Mr. Mergl says he is disappointed that his job as a resource teacher did not translate to a traditional classroom position.

“When I started, it looked like I was actually on the career path to become a teacher. But that path evaporated, so whoever is coming out of college and sees this job, they need to let them know the motives so they know what the possibilities are for a career path,” he said. “Imagine you get your possible dream job that becomes a dead end job… that’s kinda how it felt. It would be to their advantage to build [a career path] for the next person in this job.”

While Mr. Sullivan took a better paying job at a lab, Mr. Mergl will be working in another school district that pays more. Mrs. Monica Wertz, president of the District 115 Union Support Staff, said the support staff is paid $19 an hour. Chaperoning Homecoming, Winter Formal, Prom or Graduation bring a higher hourly rate than working at a resource center at our school.

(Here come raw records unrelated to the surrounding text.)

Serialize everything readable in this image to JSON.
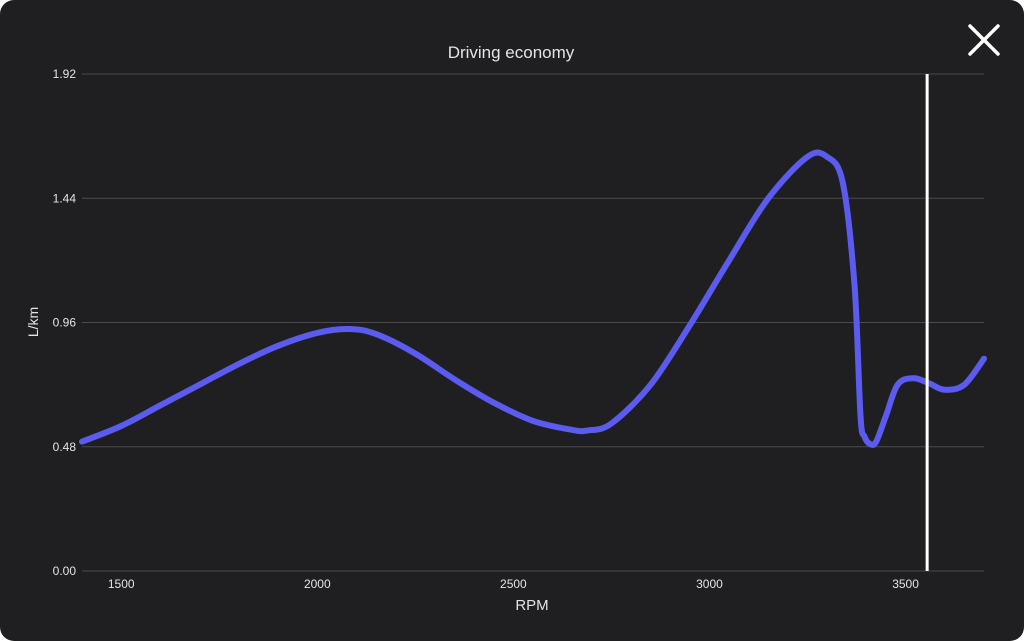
{
  "window": {
    "close_icon": "close-icon"
  },
  "colors": {
    "background": "#1f1f22",
    "grid": "#4a4a4f",
    "axis_text": "#e4e4e4",
    "series": "#5b5bef",
    "marker": "#ffffff"
  },
  "chart_data": {
    "type": "line",
    "title": "Driving economy",
    "xlabel": "RPM",
    "ylabel": "L/km",
    "xlim": [
      1400,
      3700
    ],
    "ylim": [
      0,
      1.92
    ],
    "x_ticks": [
      1500,
      2000,
      2500,
      3000,
      3500
    ],
    "y_ticks": [
      "0.00",
      "0.48",
      "0.96",
      "1.44",
      "1.92"
    ],
    "grid": "horizontal",
    "legend": "none",
    "marker_line_x": 3555,
    "series": [
      {
        "x": [
          1400,
          1500,
          1600,
          1700,
          1800,
          1900,
          2000,
          2080,
          2150,
          2250,
          2350,
          2450,
          2550,
          2650,
          2690,
          2750,
          2850,
          2950,
          3050,
          3150,
          3250,
          3300,
          3340,
          3370,
          3385,
          3395,
          3410,
          3425,
          3450,
          3480,
          3520,
          3560,
          3600,
          3650,
          3700
        ],
        "values": [
          0.5,
          0.56,
          0.64,
          0.72,
          0.8,
          0.87,
          0.92,
          0.935,
          0.915,
          0.84,
          0.74,
          0.65,
          0.58,
          0.545,
          0.543,
          0.57,
          0.72,
          0.95,
          1.2,
          1.44,
          1.6,
          1.6,
          1.5,
          1.1,
          0.6,
          0.52,
          0.49,
          0.5,
          0.6,
          0.72,
          0.745,
          0.725,
          0.7,
          0.72,
          0.82
        ]
      }
    ]
  }
}
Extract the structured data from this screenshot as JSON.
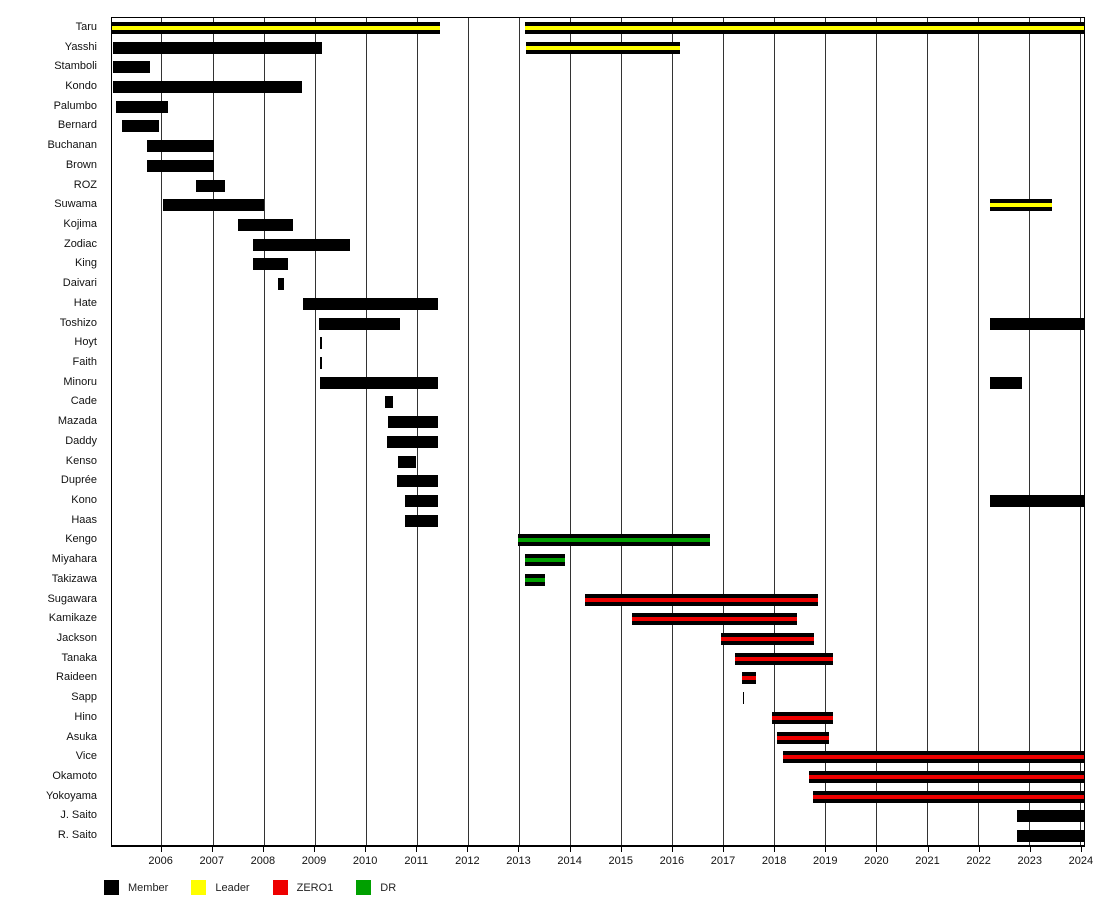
{
  "chart_data": {
    "type": "bar",
    "subtype": "horizontal-gantt-timeline",
    "title": "",
    "xlabel": "",
    "ylabel": "",
    "grid": true,
    "x_axis": {
      "min": 2005.03,
      "max": 2024.08,
      "ticks": [
        2006,
        2007,
        2008,
        2009,
        2010,
        2011,
        2012,
        2013,
        2014,
        2015,
        2016,
        2017,
        2018,
        2019,
        2020,
        2021,
        2022,
        2023,
        2024
      ]
    },
    "colors": {
      "member": "#000000",
      "leader": "#FFFF00",
      "zero1": "#EE0000",
      "dr": "#00A000"
    },
    "bar_style_note": "member bars are solid black; leader/zero1/dr bars are black with a colored horizontal stripe through the middle",
    "legend": [
      {
        "label": "Member",
        "type": "member"
      },
      {
        "label": "Leader",
        "type": "leader"
      },
      {
        "label": "ZERO1",
        "type": "zero1"
      },
      {
        "label": "DR",
        "type": "dr"
      }
    ],
    "legend_position": "bottom-left",
    "rows": [
      {
        "name": "Taru",
        "segments": [
          {
            "start": 2005.03,
            "end": 2011.46,
            "type": "leader"
          },
          {
            "start": 2013.12,
            "end": 2024.08,
            "type": "leader"
          }
        ]
      },
      {
        "name": "Yasshi",
        "segments": [
          {
            "start": 2005.05,
            "end": 2009.15,
            "type": "member"
          },
          {
            "start": 2013.15,
            "end": 2016.16,
            "type": "leader"
          }
        ]
      },
      {
        "name": "Stamboli",
        "segments": [
          {
            "start": 2005.05,
            "end": 2005.77,
            "type": "member"
          }
        ]
      },
      {
        "name": "Kondo",
        "segments": [
          {
            "start": 2005.05,
            "end": 2008.76,
            "type": "member"
          }
        ]
      },
      {
        "name": "Palumbo",
        "segments": [
          {
            "start": 2005.11,
            "end": 2006.12,
            "type": "member"
          }
        ]
      },
      {
        "name": "Bernard",
        "segments": [
          {
            "start": 2005.22,
            "end": 2005.95,
            "type": "member"
          }
        ]
      },
      {
        "name": "Buchanan",
        "segments": [
          {
            "start": 2005.71,
            "end": 2007.02,
            "type": "member"
          }
        ]
      },
      {
        "name": "Brown",
        "segments": [
          {
            "start": 2005.71,
            "end": 2007.02,
            "type": "member"
          }
        ]
      },
      {
        "name": "ROZ",
        "segments": [
          {
            "start": 2006.67,
            "end": 2007.24,
            "type": "member"
          }
        ]
      },
      {
        "name": "Suwama",
        "segments": [
          {
            "start": 2006.03,
            "end": 2008.0,
            "type": "member"
          },
          {
            "start": 2022.23,
            "end": 2023.45,
            "type": "leader"
          }
        ]
      },
      {
        "name": "Kojima",
        "segments": [
          {
            "start": 2007.49,
            "end": 2008.58,
            "type": "member"
          }
        ]
      },
      {
        "name": "Zodiac",
        "segments": [
          {
            "start": 2007.8,
            "end": 2009.7,
            "type": "member"
          }
        ]
      },
      {
        "name": "King",
        "segments": [
          {
            "start": 2007.8,
            "end": 2008.47,
            "type": "member"
          }
        ]
      },
      {
        "name": "Daivari",
        "segments": [
          {
            "start": 2008.29,
            "end": 2008.41,
            "type": "member"
          }
        ]
      },
      {
        "name": "Hate",
        "segments": [
          {
            "start": 2008.78,
            "end": 2011.42,
            "type": "member"
          }
        ]
      },
      {
        "name": "Toshizo",
        "segments": [
          {
            "start": 2009.09,
            "end": 2010.67,
            "type": "member"
          },
          {
            "start": 2022.23,
            "end": 2024.08,
            "type": "member"
          }
        ]
      },
      {
        "name": "Hoyt",
        "segments": [
          {
            "start": 2009.1,
            "end": 2009.15,
            "type": "member"
          }
        ]
      },
      {
        "name": "Faith",
        "segments": [
          {
            "start": 2009.1,
            "end": 2009.15,
            "type": "member"
          }
        ]
      },
      {
        "name": "Minoru",
        "segments": [
          {
            "start": 2009.11,
            "end": 2011.42,
            "type": "member"
          },
          {
            "start": 2022.23,
            "end": 2022.86,
            "type": "member"
          }
        ]
      },
      {
        "name": "Cade",
        "segments": [
          {
            "start": 2010.38,
            "end": 2010.54,
            "type": "member"
          }
        ]
      },
      {
        "name": "Mazada",
        "segments": [
          {
            "start": 2010.44,
            "end": 2011.42,
            "type": "member"
          }
        ]
      },
      {
        "name": "Daddy",
        "segments": [
          {
            "start": 2010.42,
            "end": 2011.42,
            "type": "member"
          }
        ]
      },
      {
        "name": "Kenso",
        "segments": [
          {
            "start": 2010.63,
            "end": 2010.99,
            "type": "member"
          }
        ]
      },
      {
        "name": "Duprée",
        "segments": [
          {
            "start": 2010.61,
            "end": 2011.42,
            "type": "member"
          }
        ]
      },
      {
        "name": "Kono",
        "segments": [
          {
            "start": 2010.77,
            "end": 2011.42,
            "type": "member"
          },
          {
            "start": 2022.23,
            "end": 2024.08,
            "type": "member"
          }
        ]
      },
      {
        "name": "Haas",
        "segments": [
          {
            "start": 2010.77,
            "end": 2011.42,
            "type": "member"
          }
        ]
      },
      {
        "name": "Kengo",
        "segments": [
          {
            "start": 2012.98,
            "end": 2016.75,
            "type": "dr"
          }
        ]
      },
      {
        "name": "Miyahara",
        "segments": [
          {
            "start": 2013.13,
            "end": 2013.9,
            "type": "dr"
          }
        ]
      },
      {
        "name": "Takizawa",
        "segments": [
          {
            "start": 2013.13,
            "end": 2013.51,
            "type": "dr"
          }
        ]
      },
      {
        "name": "Sugawara",
        "segments": [
          {
            "start": 2014.31,
            "end": 2018.86,
            "type": "zero1"
          }
        ]
      },
      {
        "name": "Kamikaze",
        "segments": [
          {
            "start": 2015.22,
            "end": 2018.45,
            "type": "zero1"
          }
        ]
      },
      {
        "name": "Jackson",
        "segments": [
          {
            "start": 2016.96,
            "end": 2018.78,
            "type": "zero1"
          }
        ]
      },
      {
        "name": "Tanaka",
        "segments": [
          {
            "start": 2017.24,
            "end": 2019.17,
            "type": "zero1"
          }
        ]
      },
      {
        "name": "Raideen",
        "segments": [
          {
            "start": 2017.38,
            "end": 2017.65,
            "type": "zero1"
          }
        ]
      },
      {
        "name": "Sapp",
        "segments": [
          {
            "start": 2017.39,
            "end": 2017.42,
            "type": "member"
          }
        ]
      },
      {
        "name": "Hino",
        "segments": [
          {
            "start": 2017.96,
            "end": 2019.17,
            "type": "zero1"
          }
        ]
      },
      {
        "name": "Asuka",
        "segments": [
          {
            "start": 2018.06,
            "end": 2019.09,
            "type": "zero1"
          }
        ]
      },
      {
        "name": "Vice",
        "segments": [
          {
            "start": 2018.19,
            "end": 2024.08,
            "type": "zero1"
          }
        ]
      },
      {
        "name": "Okamoto",
        "segments": [
          {
            "start": 2018.7,
            "end": 2024.08,
            "type": "zero1"
          }
        ]
      },
      {
        "name": "Yokoyama",
        "segments": [
          {
            "start": 2018.76,
            "end": 2024.08,
            "type": "zero1"
          }
        ]
      },
      {
        "name": "J. Saito",
        "segments": [
          {
            "start": 2022.76,
            "end": 2024.08,
            "type": "member"
          }
        ]
      },
      {
        "name": "R. Saito",
        "segments": [
          {
            "start": 2022.76,
            "end": 2024.08,
            "type": "member"
          }
        ]
      }
    ]
  }
}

“People seemed to be underestimating the value of our support staff, and it really came to the surface during the pandemic. The support staff was in school while other staff and teachers were still at home,” she said.  “During the pandemic there was new appreciation for the support staff and it showed they are essential for our school district, but that has kind of faded and to some degree we feel underappreciated.”

Principal Dr. Erin Lenart said resource positions are “hard positions to fill,” but the new five-year contract put in place last spring leaves the administration with no options. The contract includes a base pay rate for each category of support staff. 

The temporary solution means sending one of the science teachers into the SRC during his or her free period, but there are times where the room is left empty because none of them are available. Students even received emails asking to help tutor other students in the SRC during their study hall in exchange for service hours. 

The lack of consistency in the resource center may be affecting students, said Environmental Science Teacher Mrs. Mary Beth Nawor.

“Mr. Sullivan was able to form relationships with students throughout the day because he was there every period, which made kids feel comfortable going to get help. Students may be reluctant to go get help when they see an unfamiliar face.” 

Resource teachers need expertise in many fields of science and math, which makes them especially valuable.

“The trouble staffing the SRC has a lot to do with the $19/hour pay. These are people that need to have expertise in all five science disciplines. Many of my students have jobs that are relatively unskilled and earn the same or nearly the same as the resource center teachers,” Nawor said. 

Senior Annie Swift says she makes more than $19 babysitting.

 “I was really shocked when I heard that the resource center teachers at our school are being paid less than I get paid babysitting. I don’t think it’s fair that their pay is far less than other teachers and even less than students at our school.”